Starting a small business means you’re probably on your own or maybe even a partner for a significant period while getting the venture’s framework set up. Once the business plan is rock solid, orders are coming in and fulfilment/time management becomes a problem it’s time to make what might be your most important investment: staff.
Up until this point, you have been doing most, if not all, of the work your small business requires. From now on it’s time to start delegating and overseeing the work of others. It’s time to start managing. Whether you know it or not, you’ve placed yourself in a position of leadership and that is not to be taken lightly.
The first and most important thing to understand about leadership is that it should be chosen, not bestowed or forced upon. Reluctantly accepting leadership in your small business will almost certainly lead to a begrudging attitude towards those you’re leading. Chances are this small business is your pride and joy, especially if it’s your first. Why ruin it with an ownership style you aren’t ready for? Suggestions include:
- Tone the growth back a little. Keep the business at a size where you’re able to control it yourself. It may sound counterintuitive, but growth may only lead to collapse if you aren’t prepared to carry it.
- Pursue the knowledge required to become a good leader. If you’re driven enough to embody leadership, then you’re likely to come into your own as a leader.
Secondly, remember that a transition period is important. Do not hire and step straight into your role as a dictator (ideally, never become one!), but rather understand that before hiring you must be able to translate your business model to those you’re leading so that they can conduct business in front of customers appropriately. If your business and its goals make sense in your head but you can’t explain it all clearly to your staff, then you need to reconsider whether your plan is clear enough to inspire others into following it. Try:
- Explaining your business to a child. If you know one, seriously try this. If your little brother, nephew, student, etc. understands what it is that you do then an employee certainly will, and you can build the complexity slowly from there.
- Preach at gatherings. Dinner parties, weddings, birthdays and so on, are excellent places to rehearse how you frame what your business is comprised off to friends and strangers. If you notice people getting bored, you know what to rework the next time you explain it. Practice makes perfect!
Lastly, lead through trust and understanding. Your employees are more than just worker bees. They have intricate lives and daily ordeals. Don’t just learn their names, learn their partners’ names. Hear them out if they have problems. Understand their trials and tribulations. Celebrate their achievements in and out of the workplace. Take an interest in their outside lives. Find common ground in hobbies and personal interests. Organize outings and gatherings so that your workforce also feels like family. This is key in ensuring the employees of your small business want to be there every day. Progressive strategies to employ include:
- Try to start a conversation based on something spoken about the day before. If someone told you their child was sick, check in the next day and ask how they are.
- Set up a personal birthday calendar without your employees knowing and surprise them with a small gift, cake, or secretly remind everyone else to wish them a happy birthday so they feel special. It’s simple, inexpensive and goes such a long way.
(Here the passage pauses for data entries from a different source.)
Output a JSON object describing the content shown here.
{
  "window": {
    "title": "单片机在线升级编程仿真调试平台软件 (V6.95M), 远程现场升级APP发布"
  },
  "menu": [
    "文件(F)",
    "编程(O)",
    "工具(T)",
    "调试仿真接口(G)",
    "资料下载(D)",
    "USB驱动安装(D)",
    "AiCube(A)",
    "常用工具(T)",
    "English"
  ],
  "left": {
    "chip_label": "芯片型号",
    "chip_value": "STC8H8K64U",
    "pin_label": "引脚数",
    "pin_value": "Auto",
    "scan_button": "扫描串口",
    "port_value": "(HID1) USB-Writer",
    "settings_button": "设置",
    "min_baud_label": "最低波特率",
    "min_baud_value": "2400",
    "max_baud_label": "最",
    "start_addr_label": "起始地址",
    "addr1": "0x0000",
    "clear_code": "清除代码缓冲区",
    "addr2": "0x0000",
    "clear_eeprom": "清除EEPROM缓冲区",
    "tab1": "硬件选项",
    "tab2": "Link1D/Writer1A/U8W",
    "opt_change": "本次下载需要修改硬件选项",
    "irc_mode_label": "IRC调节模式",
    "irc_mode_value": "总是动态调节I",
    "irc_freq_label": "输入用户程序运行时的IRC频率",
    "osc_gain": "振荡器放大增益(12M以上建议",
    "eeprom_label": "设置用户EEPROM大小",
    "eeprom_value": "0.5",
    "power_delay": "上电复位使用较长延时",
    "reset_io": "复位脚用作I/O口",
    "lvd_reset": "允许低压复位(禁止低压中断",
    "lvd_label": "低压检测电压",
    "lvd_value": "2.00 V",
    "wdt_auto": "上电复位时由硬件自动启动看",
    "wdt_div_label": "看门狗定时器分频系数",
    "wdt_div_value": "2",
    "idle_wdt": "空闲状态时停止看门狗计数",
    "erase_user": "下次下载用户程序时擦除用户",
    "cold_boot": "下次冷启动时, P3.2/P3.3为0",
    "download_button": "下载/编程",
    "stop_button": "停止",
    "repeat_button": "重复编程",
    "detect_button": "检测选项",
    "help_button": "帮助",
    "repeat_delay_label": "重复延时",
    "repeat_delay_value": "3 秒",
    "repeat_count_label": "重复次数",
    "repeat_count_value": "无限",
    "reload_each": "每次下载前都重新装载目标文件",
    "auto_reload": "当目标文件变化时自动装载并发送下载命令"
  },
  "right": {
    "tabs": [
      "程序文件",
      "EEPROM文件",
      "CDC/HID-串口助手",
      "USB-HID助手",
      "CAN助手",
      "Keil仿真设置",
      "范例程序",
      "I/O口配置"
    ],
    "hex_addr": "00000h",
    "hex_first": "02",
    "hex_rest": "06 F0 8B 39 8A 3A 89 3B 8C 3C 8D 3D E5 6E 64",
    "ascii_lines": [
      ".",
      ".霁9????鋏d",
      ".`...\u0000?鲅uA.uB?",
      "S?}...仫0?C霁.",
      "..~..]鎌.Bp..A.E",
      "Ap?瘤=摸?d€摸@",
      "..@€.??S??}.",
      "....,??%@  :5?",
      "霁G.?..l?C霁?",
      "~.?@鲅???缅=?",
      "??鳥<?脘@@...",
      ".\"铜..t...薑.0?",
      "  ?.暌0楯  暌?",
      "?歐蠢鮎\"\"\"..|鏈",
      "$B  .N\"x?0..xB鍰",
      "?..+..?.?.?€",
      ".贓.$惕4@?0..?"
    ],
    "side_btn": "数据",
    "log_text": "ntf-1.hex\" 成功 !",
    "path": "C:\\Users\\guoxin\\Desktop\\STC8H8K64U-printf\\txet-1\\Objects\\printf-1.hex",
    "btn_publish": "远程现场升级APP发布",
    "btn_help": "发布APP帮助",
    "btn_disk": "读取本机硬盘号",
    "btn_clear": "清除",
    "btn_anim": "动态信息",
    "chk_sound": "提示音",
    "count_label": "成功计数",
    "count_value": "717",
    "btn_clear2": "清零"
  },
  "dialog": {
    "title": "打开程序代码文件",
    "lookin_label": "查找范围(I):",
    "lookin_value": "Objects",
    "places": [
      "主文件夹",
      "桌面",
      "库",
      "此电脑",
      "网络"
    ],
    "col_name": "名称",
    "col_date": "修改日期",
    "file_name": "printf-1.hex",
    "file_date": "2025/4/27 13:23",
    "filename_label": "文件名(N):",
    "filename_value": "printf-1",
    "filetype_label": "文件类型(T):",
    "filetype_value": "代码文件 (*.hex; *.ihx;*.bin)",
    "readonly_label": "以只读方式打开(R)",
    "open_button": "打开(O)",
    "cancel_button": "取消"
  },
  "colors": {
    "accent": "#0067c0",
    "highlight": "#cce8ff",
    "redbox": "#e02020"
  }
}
Leadership is the pinnacle of running a small business. “Leader” is not an easy title to attain and it takes a lifetime to perfect, but we all remember one boss or another we’ve had that was incredible to work for because they led by using tricks they had concocted and personalized themselves. We also remember them for the relationships they formulated with us that lasted even though we may have moved on and lost contact. Their impact is a lasting reminder of what we should strive for with our workforce as leaders in small business. Above anything else, running a small business should be a positive experience. If it doesn’t feel like one, consult these suggestions and try to find where you can improve. Good luck!